A certificate issued prior to the enactment of a statute is not within its provisions. Joyce on Insurance, vol. 1, sec 194.

The case of Leonard v. State Mutual Life Assur. Co.,27 R.I. 121, 61 A. 52, 114 Am. St. Rep. 30, was upon the effect of a statute upon a policy already issued, which provided that no misstatement in procuring the policy should render the policy void under certain conditions therein set out, and it was there held:

"The Rhode Island statute has no application to the present case. The contract of insurance was agreed upon long before it was enacted, and there is no provision in it that it shall apply to contracts already existing. It is difficult to see how such a provision could have been effective under the Constitution of Rhode Island or under the Constitution of the United States; but no such provision can be implied in the absence of express words to that effect." Jarman v. KnightsTemplars' Masons' Life Indemnity Co. (C. C.) 95 Fed. 70;Hovens v. Germania Fire Ins. Co., 123 Mo. 403, 27 S.W. 718, 26 L. R. A. 107, 45 Am. St. Rep. 570; Cravens v. New York LifeIns. Co., 148 Mo. 583, 50 S.W. 519, 53 L. R. A. 305, 71 Am. St. Rep. 628. *304

The defendant has cited no authorities upon the point under consideration, and the plaintiffs have only cited the case ofNational Life Ins. Co. v. Hagelstein (Tex. Civ. App.)156 S.W. 353. That case holds that, where a statute allowing the damages and attorney's fees for delay in paying the loss which is in effect at the time the policy is issued is repealed before the loss occurs, the damages and attorney's fees cannot be recovered where there has been a delay in the payment and necessitating a suit. This is, in effect, holding that the statute allowing the aforesaid damages and attorney's fees goes to the remedy, and does not constitute a substantial part of the contract itself. This is not a well-considered case, and lays down the above-named doctrine without any discussion of the principle involved, and does not cite any authorities to sustain it, and, for the reason that the weight of authority and the better reasoning is to the contrary, we decline to follow the same.
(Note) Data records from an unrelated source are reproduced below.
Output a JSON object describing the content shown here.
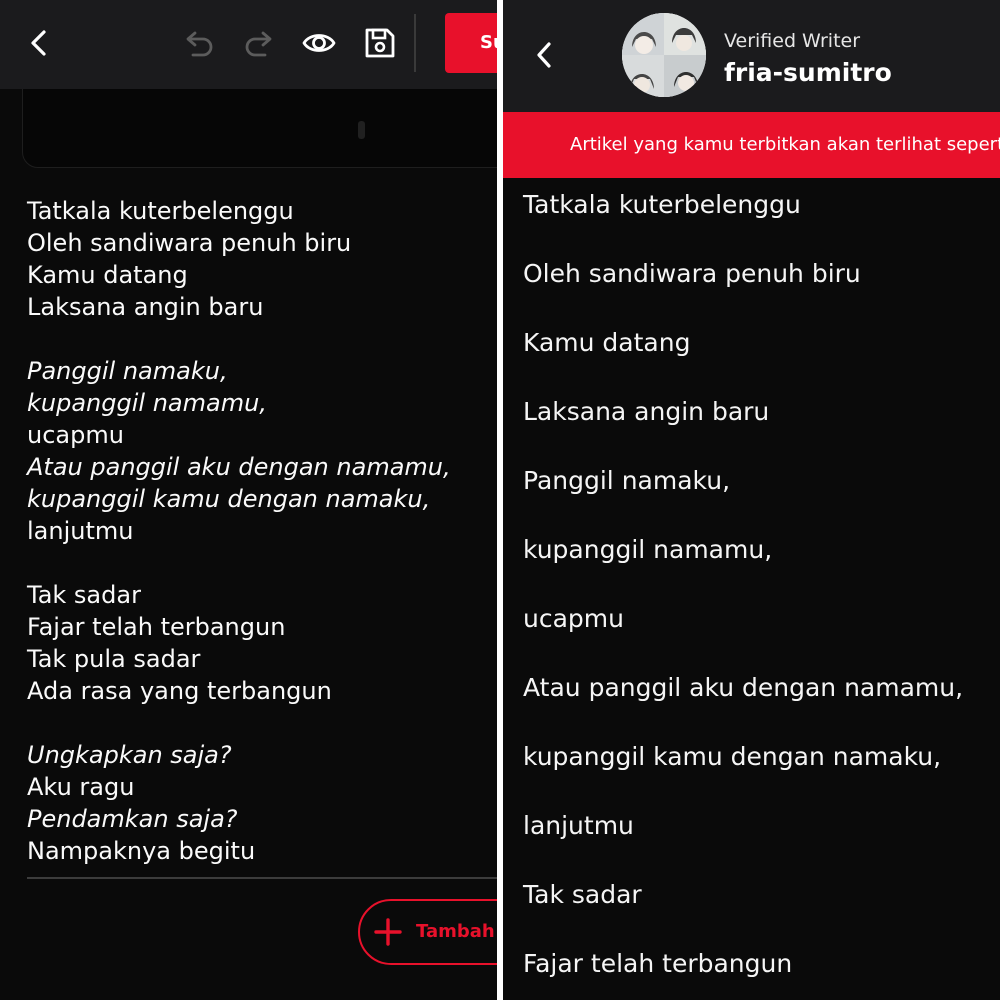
{
  "editor": {
    "toolbar": {
      "back_icon": "chevron-left-icon",
      "undo_icon": "undo-icon",
      "redo_icon": "redo-icon",
      "preview_icon": "eye-icon",
      "save_icon": "floppy-disk-icon",
      "submit_label": "Su"
    },
    "stanzas": [
      [
        {
          "text": "Tatkala kuterbelenggu",
          "italic": false
        },
        {
          "text": "Oleh sandiwara penuh biru",
          "italic": false
        },
        {
          "text": "Kamu datang",
          "italic": false
        },
        {
          "text": "Laksana angin baru",
          "italic": false
        }
      ],
      [
        {
          "text": "Panggil namaku,",
          "italic": true
        },
        {
          "text": "kupanggil namamu,",
          "italic": true
        },
        {
          "text": "ucapmu",
          "italic": false
        },
        {
          "text": "Atau panggil aku dengan namamu,",
          "italic": true
        },
        {
          "text": "kupanggil kamu dengan namaku,",
          "italic": true
        },
        {
          "text": "lanjutmu",
          "italic": false
        }
      ],
      [
        {
          "text": "Tak sadar",
          "italic": false
        },
        {
          "text": "Fajar telah terbangun",
          "italic": false
        },
        {
          "text": "Tak pula sadar",
          "italic": false
        },
        {
          "text": "Ada rasa yang terbangun",
          "italic": false
        }
      ],
      [
        {
          "text": "Ungkapkan saja?",
          "italic": true
        },
        {
          "text": "Aku ragu",
          "italic": false
        },
        {
          "text": "Pendamkan saja?",
          "italic": true
        },
        {
          "text": "Nampaknya begitu",
          "italic": false
        }
      ]
    ],
    "add_section_icon": "plus-icon",
    "add_section_label": "Tambah S"
  },
  "preview": {
    "back_icon": "chevron-left-icon",
    "author_badge": "Verified Writer",
    "author_name": "fria-sumitro",
    "banner_text": "Artikel yang kamu terbitkan akan terlihat seperti i",
    "lines": [
      "Tatkala kuterbelenggu",
      "Oleh sandiwara penuh biru",
      "Kamu datang",
      "Laksana angin baru",
      "Panggil namaku,",
      "kupanggil namamu,",
      "ucapmu",
      "Atau panggil aku dengan namamu,",
      "kupanggil kamu dengan namaku,",
      "lanjutmu",
      "Tak sadar",
      "Fajar telah terbangun"
    ]
  },
  "colors": {
    "accent": "#e8112b",
    "background": "#0a0a0a",
    "header": "#1b1b1d",
    "text": "#ffffff"
  }
}
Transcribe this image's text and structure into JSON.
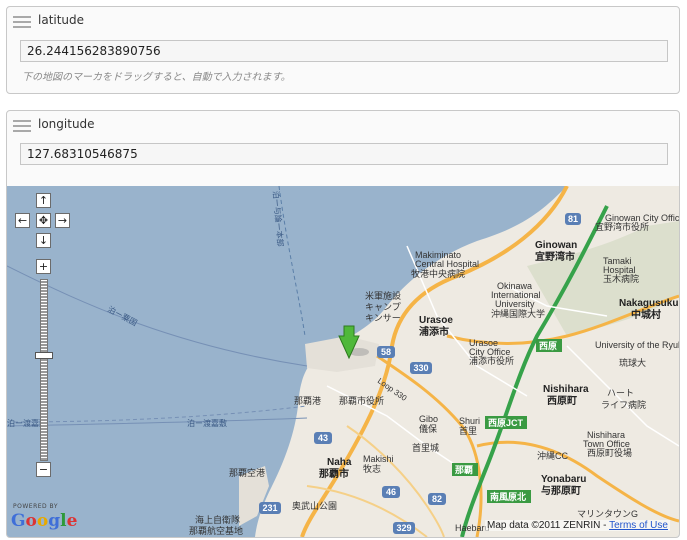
{
  "latitude": {
    "label": "latitude",
    "value": "26.244156283890756",
    "hint": "下の地図のマーカをドラッグすると、自動で入力されます。"
  },
  "longitude": {
    "label": "longitude",
    "value": "127.68310546875"
  },
  "map": {
    "powered_by": "POWERED BY",
    "logo": [
      "G",
      "o",
      "o",
      "g",
      "l",
      "e"
    ],
    "attribution": "Map data ©2011 ZENRIN -",
    "terms_link": "Terms of Use",
    "controls": {
      "pan_up": "↑",
      "pan_left": "←",
      "pan_center": "✥",
      "pan_right": "→",
      "pan_down": "↓",
      "zoom_in": "+",
      "zoom_out": "−"
    },
    "labels": {
      "makiminato": "Makiminato",
      "central_hospital_en": "Central Hospital",
      "makiminato_hospital_jp": "牧港中央病院",
      "ginowan_en": "Ginowan",
      "ginowan_jp": "宜野湾市",
      "ginowan_office_en": "Ginowan City Office",
      "ginowan_office_jp": "宜野湾市役所",
      "tamaki_en": "Tamaki",
      "tamaki_hospital": "Hospital",
      "tamaki_jp": "玉木病院",
      "nakagusuku_en": "Nakagusuku",
      "nakagusuku_jp": "中城村",
      "okinawa_intl_1": "Okinawa",
      "okinawa_intl_2": "International",
      "okinawa_intl_3": "University",
      "okinawa_intl_jp": "沖縄国際大学",
      "urasoe_en": "Urasoe",
      "urasoe_jp": "浦添市",
      "urasoe_office_en": "Urasoe",
      "urasoe_office_en2": "City Office",
      "urasoe_office_jp": "浦添市役所",
      "nishihara_en": "Nishihara",
      "nishihara_jp": "西原町",
      "nishihara_office_en": "Nishihara",
      "nishihara_office_en2": "Town Office",
      "nishihara_office_jp": "西原町役場",
      "ryukyus_1": "University of the Ryukyus",
      "ryukyus_jp": "琉球大",
      "hart_1": "ハート",
      "hart_2": "ライフ病院",
      "beigun_1": "米軍施設",
      "beigun_2": "キャンプ",
      "beigun_3": "キンサー",
      "naha_port": "那覇港",
      "naha_en": "Naha",
      "naha_jp": "那覇市",
      "naha_office": "那覇市役所",
      "makishi_en": "Makishi",
      "makishi_jp": "牧志",
      "gibo_en": "Gibo",
      "gibo_jp": "儀保",
      "shuri_en": "Shuri",
      "shuri_jp": "首里",
      "shurijo": "首里城",
      "naha_airport": "那覇空港",
      "okunoyama": "奥武山公園",
      "sdf_1": "海上自衛隊",
      "sdf_2": "那覇航空基地",
      "loop": "Loop 330",
      "nishihara_jct": "西原JCT",
      "nishihara_label": "西原",
      "naha_ic": "那覇",
      "minami_haebaru_kita": "南風原北",
      "yonabaru_en": "Yonabaru",
      "yonabaru_jp": "与那原町",
      "yonabaru_cc": "沖縄CC",
      "marine_town": "マリンタウンG",
      "haebaru": "Haebaru",
      "tomari_1": "泊ー与論ー本部",
      "tomari_2": "泊ー渡嘉敷",
      "tomari_3": "泊ー粟国",
      "tomari_4": "泊ー渡嘉敷",
      "r58": "58",
      "r330": "330",
      "r43": "43",
      "r46": "46",
      "r231": "231",
      "r82": "82",
      "r329": "329",
      "r81": "81"
    }
  }
}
For the reasons given, we hold that the 12 per cent. which was added to the judgment as damages, amounting to $264, and the attorney's fee in the sum of $500, as returned by the jury are not a valid charge against defendant, and we recommend that the judgment be modified by deducting therefrom the said sum of $264, being the 12 per cent. of the main recovery, and the said sum of $500, being the amount allowed as attorney's fees, and that the judgment, so modified and corrected, be affirmed. The costs of appeal shall be taxed one-half to each party.